Como o Luxemburgo transformou a sua rede de transportes?
Bausch
explica que o país decidiu tornar o transporte público gratuito por dois
motivos: para dar a todos acesso justo e para incentivar o debate e a consciencialização
em torno de uma década de alteração no seu sistema de mobilidade.
Em
2013, quando Bausch assumiu o cargo pela primeira vez, os engarrafamentos na
hora de ponta eram uma ocorrência diária no centro da cidade de Luxemburgo.

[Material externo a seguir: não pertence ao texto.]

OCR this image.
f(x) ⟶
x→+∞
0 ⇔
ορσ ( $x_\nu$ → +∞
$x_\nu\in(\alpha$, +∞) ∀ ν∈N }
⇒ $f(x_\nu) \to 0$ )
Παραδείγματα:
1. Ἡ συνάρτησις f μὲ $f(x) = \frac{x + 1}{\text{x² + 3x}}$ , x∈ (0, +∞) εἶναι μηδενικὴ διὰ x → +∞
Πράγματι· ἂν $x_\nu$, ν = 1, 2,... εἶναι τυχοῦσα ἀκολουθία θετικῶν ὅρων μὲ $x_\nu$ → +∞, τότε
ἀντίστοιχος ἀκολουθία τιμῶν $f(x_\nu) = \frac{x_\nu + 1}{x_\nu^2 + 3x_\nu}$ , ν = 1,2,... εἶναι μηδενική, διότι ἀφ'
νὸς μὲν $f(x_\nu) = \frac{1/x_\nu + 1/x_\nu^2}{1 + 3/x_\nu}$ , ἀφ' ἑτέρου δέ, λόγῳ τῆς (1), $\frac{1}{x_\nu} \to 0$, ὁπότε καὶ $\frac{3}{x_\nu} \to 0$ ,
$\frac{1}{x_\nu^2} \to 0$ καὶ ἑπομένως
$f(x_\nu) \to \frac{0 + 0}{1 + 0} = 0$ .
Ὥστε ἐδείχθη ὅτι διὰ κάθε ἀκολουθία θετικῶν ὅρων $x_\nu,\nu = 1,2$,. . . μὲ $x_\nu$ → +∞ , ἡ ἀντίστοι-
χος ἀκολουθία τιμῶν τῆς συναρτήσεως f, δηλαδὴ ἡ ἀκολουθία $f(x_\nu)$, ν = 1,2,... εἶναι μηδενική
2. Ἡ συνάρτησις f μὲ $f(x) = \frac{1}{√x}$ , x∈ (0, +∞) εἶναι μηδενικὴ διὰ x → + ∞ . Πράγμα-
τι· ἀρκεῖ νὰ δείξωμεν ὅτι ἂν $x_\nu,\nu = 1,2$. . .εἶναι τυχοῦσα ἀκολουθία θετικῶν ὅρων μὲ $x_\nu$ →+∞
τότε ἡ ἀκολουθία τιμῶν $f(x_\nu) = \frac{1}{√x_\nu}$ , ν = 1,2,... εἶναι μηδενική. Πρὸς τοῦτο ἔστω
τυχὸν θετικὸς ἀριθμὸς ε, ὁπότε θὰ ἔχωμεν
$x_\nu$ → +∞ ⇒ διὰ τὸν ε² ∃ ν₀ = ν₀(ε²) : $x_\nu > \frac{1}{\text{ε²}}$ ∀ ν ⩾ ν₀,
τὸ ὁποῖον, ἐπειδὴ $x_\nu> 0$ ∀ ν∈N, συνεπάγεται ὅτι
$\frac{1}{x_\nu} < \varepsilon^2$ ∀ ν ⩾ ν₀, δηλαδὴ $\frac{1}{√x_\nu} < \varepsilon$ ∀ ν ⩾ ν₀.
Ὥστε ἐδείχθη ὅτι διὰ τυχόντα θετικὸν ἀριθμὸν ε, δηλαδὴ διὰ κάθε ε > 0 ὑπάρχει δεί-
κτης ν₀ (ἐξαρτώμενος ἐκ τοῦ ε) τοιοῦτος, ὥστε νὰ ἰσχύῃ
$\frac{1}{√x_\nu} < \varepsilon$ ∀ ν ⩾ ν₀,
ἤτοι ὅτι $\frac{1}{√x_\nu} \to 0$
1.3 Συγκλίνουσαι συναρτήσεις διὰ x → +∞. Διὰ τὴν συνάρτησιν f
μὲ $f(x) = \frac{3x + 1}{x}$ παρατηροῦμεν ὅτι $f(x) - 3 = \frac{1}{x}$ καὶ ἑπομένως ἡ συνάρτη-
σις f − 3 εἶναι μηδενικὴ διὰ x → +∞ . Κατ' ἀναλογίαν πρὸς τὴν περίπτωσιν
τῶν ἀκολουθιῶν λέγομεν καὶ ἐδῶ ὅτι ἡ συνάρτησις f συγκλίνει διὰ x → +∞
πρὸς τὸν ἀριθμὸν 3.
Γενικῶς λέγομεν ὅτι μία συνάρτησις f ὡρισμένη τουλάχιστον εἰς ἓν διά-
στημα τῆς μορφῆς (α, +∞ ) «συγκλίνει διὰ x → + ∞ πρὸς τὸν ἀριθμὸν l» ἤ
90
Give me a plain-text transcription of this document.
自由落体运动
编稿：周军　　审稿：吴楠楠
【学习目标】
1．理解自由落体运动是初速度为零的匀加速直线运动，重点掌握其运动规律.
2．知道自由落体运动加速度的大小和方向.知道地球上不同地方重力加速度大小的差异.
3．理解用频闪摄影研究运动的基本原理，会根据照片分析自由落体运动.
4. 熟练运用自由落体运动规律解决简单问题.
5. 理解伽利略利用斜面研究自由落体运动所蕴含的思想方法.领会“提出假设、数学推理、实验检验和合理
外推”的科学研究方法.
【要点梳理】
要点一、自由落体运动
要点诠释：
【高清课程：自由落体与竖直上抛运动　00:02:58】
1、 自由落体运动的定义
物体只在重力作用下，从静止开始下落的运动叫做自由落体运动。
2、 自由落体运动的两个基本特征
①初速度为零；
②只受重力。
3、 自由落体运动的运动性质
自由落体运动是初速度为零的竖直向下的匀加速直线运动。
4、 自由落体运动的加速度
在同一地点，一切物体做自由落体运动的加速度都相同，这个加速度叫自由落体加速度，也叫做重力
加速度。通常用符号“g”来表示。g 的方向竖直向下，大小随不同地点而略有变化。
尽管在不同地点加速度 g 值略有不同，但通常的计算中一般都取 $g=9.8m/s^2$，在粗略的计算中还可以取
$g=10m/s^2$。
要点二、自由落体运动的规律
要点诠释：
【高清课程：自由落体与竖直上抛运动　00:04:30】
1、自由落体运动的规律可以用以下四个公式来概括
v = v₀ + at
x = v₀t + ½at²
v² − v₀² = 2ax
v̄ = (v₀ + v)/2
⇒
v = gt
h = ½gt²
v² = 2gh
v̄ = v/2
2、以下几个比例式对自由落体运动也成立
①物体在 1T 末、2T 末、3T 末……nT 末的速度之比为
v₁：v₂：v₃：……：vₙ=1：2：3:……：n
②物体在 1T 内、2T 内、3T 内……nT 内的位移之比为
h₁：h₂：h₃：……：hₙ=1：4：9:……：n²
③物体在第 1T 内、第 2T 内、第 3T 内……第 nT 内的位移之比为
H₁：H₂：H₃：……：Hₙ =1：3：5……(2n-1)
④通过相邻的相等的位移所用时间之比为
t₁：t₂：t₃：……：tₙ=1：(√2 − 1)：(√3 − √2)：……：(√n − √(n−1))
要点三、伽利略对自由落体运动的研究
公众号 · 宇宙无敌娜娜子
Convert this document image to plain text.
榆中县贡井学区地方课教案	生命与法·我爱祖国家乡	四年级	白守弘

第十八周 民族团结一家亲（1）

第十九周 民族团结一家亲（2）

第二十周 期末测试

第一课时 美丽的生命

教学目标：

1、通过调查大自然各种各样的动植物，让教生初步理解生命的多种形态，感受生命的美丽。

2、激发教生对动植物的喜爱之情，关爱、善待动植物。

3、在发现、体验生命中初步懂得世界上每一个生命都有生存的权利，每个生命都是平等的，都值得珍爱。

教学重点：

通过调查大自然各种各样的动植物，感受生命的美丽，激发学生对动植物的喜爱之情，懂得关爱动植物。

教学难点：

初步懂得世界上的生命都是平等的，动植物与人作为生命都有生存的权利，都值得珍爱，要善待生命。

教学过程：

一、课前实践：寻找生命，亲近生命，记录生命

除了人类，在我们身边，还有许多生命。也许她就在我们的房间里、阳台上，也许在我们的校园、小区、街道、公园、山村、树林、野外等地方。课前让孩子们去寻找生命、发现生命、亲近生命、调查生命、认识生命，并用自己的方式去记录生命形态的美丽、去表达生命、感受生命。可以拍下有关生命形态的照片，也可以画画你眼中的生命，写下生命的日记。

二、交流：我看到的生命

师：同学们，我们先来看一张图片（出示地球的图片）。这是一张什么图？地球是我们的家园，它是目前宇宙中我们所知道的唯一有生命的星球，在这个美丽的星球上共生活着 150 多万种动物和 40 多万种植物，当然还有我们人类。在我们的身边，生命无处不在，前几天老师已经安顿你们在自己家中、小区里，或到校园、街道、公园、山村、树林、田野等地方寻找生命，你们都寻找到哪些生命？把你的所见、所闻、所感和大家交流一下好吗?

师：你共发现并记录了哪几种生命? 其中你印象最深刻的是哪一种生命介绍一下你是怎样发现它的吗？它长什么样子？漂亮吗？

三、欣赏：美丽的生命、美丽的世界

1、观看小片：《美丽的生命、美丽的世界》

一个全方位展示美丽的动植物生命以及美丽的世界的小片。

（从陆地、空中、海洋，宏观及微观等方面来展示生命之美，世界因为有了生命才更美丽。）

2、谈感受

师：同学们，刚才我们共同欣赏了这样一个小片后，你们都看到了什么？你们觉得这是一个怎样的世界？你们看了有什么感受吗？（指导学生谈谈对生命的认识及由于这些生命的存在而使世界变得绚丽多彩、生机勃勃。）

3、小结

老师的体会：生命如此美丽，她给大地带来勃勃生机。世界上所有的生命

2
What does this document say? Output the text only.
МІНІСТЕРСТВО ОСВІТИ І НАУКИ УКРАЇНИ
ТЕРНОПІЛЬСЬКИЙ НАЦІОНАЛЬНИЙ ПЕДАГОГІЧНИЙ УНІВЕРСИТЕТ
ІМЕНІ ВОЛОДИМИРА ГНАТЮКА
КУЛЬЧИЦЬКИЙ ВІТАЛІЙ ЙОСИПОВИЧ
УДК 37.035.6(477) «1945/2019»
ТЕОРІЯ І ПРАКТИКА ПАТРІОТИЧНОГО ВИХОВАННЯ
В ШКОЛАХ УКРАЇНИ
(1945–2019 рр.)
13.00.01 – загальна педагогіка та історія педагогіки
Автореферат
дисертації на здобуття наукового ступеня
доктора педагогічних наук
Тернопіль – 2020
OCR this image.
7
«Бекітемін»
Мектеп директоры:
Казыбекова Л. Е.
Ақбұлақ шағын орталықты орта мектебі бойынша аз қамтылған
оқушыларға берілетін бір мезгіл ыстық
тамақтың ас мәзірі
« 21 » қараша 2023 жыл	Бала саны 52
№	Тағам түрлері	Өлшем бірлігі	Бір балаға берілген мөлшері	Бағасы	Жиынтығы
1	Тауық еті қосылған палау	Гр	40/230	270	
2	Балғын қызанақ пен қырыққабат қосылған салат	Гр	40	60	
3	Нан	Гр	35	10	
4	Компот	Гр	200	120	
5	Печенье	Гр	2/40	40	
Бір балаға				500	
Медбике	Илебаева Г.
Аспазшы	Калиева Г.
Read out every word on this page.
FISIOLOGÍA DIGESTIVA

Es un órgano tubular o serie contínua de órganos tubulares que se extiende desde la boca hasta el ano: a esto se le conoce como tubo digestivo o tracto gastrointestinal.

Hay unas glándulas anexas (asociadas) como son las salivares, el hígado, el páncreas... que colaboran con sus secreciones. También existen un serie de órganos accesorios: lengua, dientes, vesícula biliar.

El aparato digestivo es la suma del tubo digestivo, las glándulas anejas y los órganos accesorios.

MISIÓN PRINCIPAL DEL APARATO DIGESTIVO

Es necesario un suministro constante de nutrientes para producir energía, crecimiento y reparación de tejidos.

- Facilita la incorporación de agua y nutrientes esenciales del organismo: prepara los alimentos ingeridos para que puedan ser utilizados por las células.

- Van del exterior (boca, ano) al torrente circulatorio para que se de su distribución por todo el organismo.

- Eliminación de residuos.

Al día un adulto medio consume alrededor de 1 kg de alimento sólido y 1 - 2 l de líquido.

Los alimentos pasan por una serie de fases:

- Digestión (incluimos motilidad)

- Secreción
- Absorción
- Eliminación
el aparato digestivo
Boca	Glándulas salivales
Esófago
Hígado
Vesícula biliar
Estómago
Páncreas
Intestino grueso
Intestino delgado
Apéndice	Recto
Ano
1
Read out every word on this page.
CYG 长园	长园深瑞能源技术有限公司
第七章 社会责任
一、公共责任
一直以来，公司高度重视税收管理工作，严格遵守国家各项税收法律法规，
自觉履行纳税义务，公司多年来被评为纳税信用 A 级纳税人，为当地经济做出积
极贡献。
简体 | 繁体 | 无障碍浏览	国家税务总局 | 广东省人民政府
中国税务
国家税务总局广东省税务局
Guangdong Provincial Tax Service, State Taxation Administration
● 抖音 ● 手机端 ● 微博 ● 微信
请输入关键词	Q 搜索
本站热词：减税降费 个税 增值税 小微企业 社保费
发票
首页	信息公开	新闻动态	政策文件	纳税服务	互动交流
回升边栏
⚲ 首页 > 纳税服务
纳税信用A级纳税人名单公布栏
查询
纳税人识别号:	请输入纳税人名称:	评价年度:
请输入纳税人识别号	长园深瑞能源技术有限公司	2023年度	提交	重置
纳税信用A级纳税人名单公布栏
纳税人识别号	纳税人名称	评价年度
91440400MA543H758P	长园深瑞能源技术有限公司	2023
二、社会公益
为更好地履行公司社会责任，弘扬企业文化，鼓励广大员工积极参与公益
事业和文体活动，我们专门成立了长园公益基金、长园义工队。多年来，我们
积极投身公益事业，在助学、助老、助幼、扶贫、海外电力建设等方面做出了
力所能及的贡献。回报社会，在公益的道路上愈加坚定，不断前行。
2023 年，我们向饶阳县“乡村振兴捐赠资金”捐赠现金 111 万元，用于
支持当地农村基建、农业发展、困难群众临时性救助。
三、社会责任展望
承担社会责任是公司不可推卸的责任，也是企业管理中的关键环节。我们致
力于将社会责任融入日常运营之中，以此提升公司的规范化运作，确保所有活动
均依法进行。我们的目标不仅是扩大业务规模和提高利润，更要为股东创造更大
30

Agora não há, graças ao aumento do uso do sistema de tramway e à reorganização
do funcionamento das suas ruas.
O carro
elétrico tem passagem exclusiva e prioridade nos cruzamentos, portanto nunca
fica preso em engarrafamentos. Isso combinado com o facto de ser gratuito
incentiva mais as pessoas a usá-lo. Bausch vê isso como uma medida do sucesso
da transformação do transporte em Luxemburgo.
Os
carros não desapareceram completamente e o país ainda tem o maior número de
carros por família na Europa. Cerca de 230000 pessoas atravessam a fronteira
para o Luxemburgo todos os dias para trabalhar e 75% dessas viagens são feitas
de carro.
“Você
não deve argumentar contra algo, mas por algo”, diz Bausch.
“Não
faço políticas contra carros, mas por outro sistema de mobilidade em que o
carro tenha o seu lugar.”
Tornar o transporte público gratuito incentivará mais
pessoas a usá-lo?
Tornar
o transporte público gratuito também não é necessariamente a resposta. Funciona
num país rico como o Luxemburgo, mas para outros, o objetivo deve ser torná-lo
barato, fácil de usar e acessível.
Um
relatório recente do Greenpeace sobre o transporte
público em toda a Europa diz que reduzir os preços é uma das “maneiras mais
fáceis e rápidas” de incentivar as pessoas a usá-lo. O custo precisa ser menor
do que o de dirigir um carro para que isso funcione.
E
o transporte público em Luxemburgo não é realmente gratuito para a maioria das
pessoas.
“Obviamente
é pago por meio de impostos gerais e como as pessoas que pagam mais impostos na
verdade não têm acesso gratuito ao transporte, pagam indiretamente por meio de
seus impostos”, diz Bausch.
“Mas
aqueles que, por exemplo, não ganham nada ou ganham muito pouco, são os que não
pagam impostos ou pagam poucos impostos diretos, eles ganham mesmo de graça.”
Quando
se trata de reduzir preços, o relatório do Greenpeace destaca outras fontes
potenciais de financiamento, como transferência de dinheiro de subsídios aos
combustíveis fósseis, impostos sobre passagens aéreas ou remoção do IVA das
passagens.
Existem outras formas de incentivar o uso do transporte
público?
Outro
fator importante para fazer com que as pessoas parem de usar os seus carros é a
facilidade de navegar pelas redes de transporte.
“Você
pode tornar o transporte público gratuito e ele pode descarrilar muito rápido
depois porque não há infraestrutura ligada a ele”, diz Herald Ruitjers, diretor
da DG Move, órgão da Comissão Europeia responsável pelos transportes na UE.
“Não
há emissão de bilhetes vinculada a isso, não há combinação entre os diferentes
modos e conectividade entre eles e você, você está fora.”
A
transformação no Luxemburgo envolveu muito mais do que transporte gratuito, diz
Bausch. Nos últimos anos, o país tem investido cerca de 500€ por cidadão por
ano na modernização e extensão da rede ferroviária, por exemplo.
“Investimos
quatro, cinco, seis vezes mais na rede, na qualidade da rede ferroviária do que
todos os outros países europeus. E, obviamente, também reformámos completamente
o sistema de autocarros, os autocarros nacionais que temos”.
“Se
você quer que as pessoas mudem os seus hábitos, precisa garantir que a
alternativa realmente funcione”, acrescenta.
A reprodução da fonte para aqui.